Thank you for the compliments and criticism
(1) I do not claim that phoenix lets you have channels with peers other than Acinq, but I do claim that it's possible to route payments to other people without Acinq being able to detect it. I've demonstrated the feasibility and profit-potential of doing so in this video: https://www.youtube.com/watch?v=oWBX68_2TQo
Since any user can do this without detection by Acinq, Acinq has to add a caveat to all of their assumptions about the sender of a payment: "This user is the sender, unless he is forwarding someone else's payment." <-- that means they do not know the sender
Regarding the destination, Acinq does not know that either, thanks to the existence of rendezvous routing, as demonstrated by lnproxy (for bolt11) and CLN (for bolt12). They can look up info about the pubkey in a bolt11, but since that pubkey might belong to someone other than the destination, they have to add a caveat to all of their assumptions about the destination of a payment: "This pubkey belongs to the destination, unless it is a rendezvous node." <-- that means they do not know the destination
They do know the amount sent (since they only allow one channel), though, and that is one area where you admittedly have a privacy degradation by using phoenix.

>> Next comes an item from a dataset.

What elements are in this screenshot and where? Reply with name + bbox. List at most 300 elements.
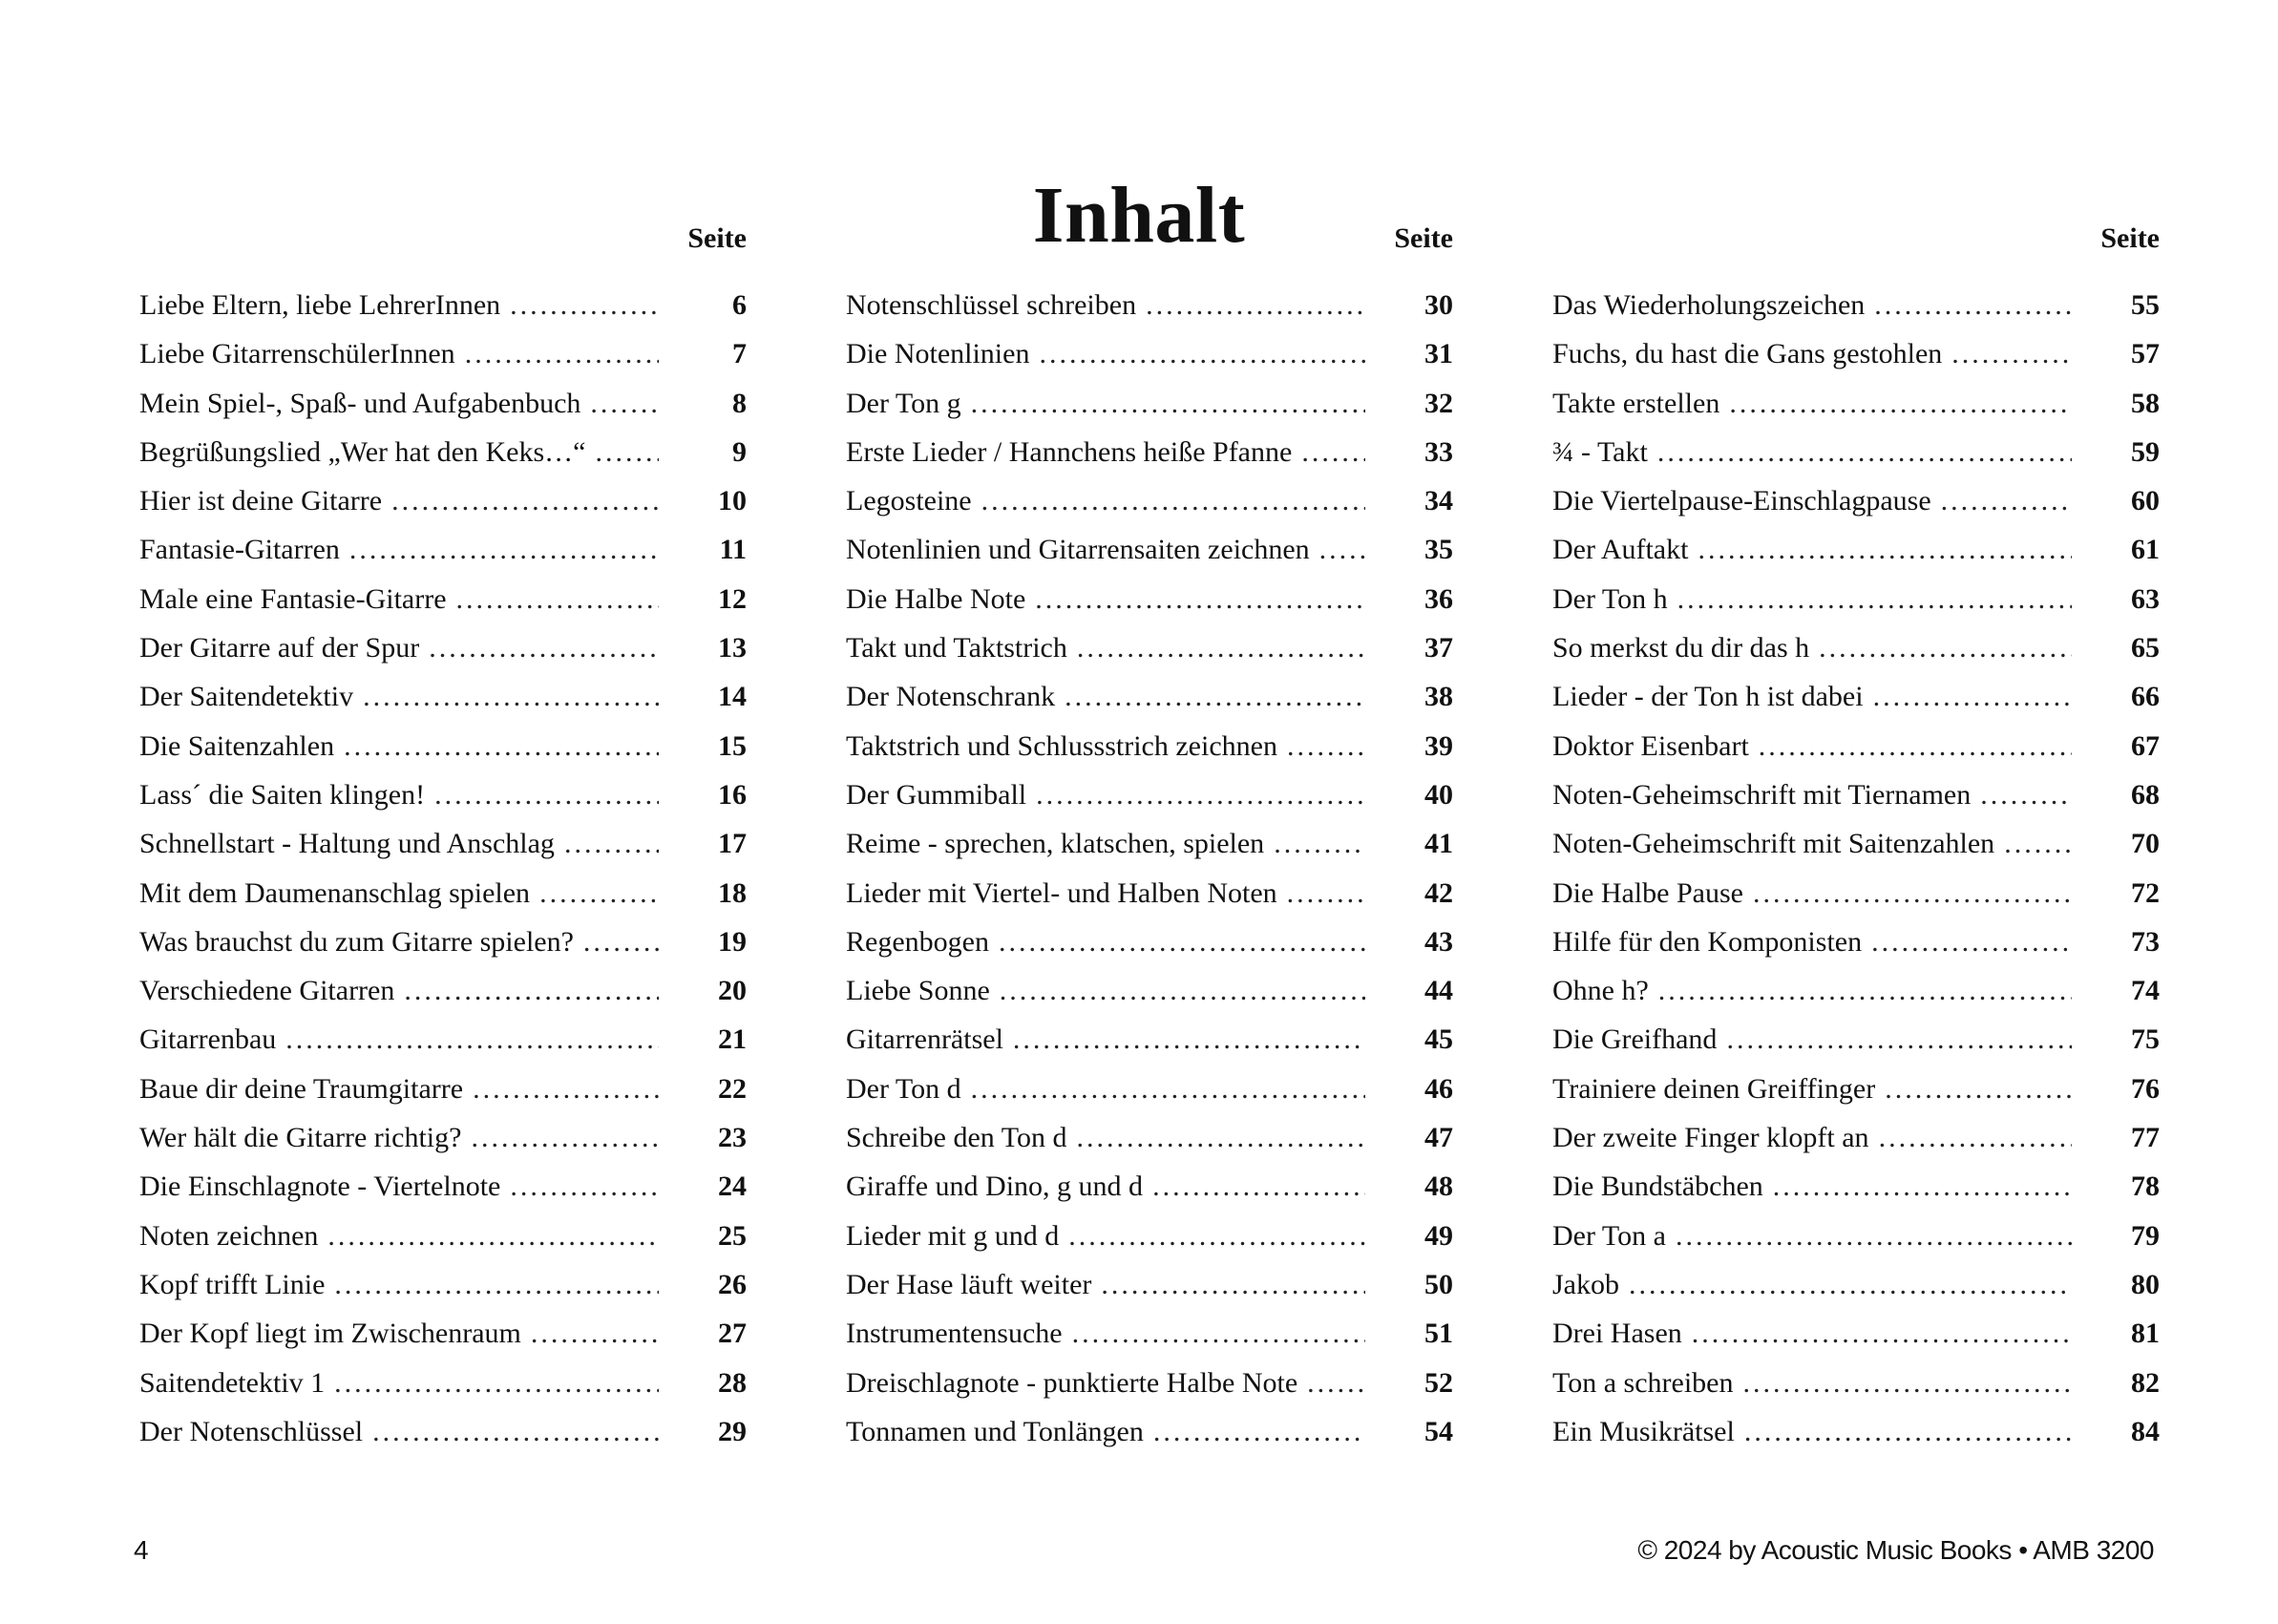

(2) "That's objectively worse ux" <-- yes, on that one aspect of UX. But there are many aspects to UX and just because monero wins on one of them does not mean it wins on all of them, or even most of them. Had my opponent thought to bring this point up, I would concede that monero has better UX than lightning in this one respect, but I would not have conceded that it has better UX than lightning "in general," for the reasons I gave in the debate.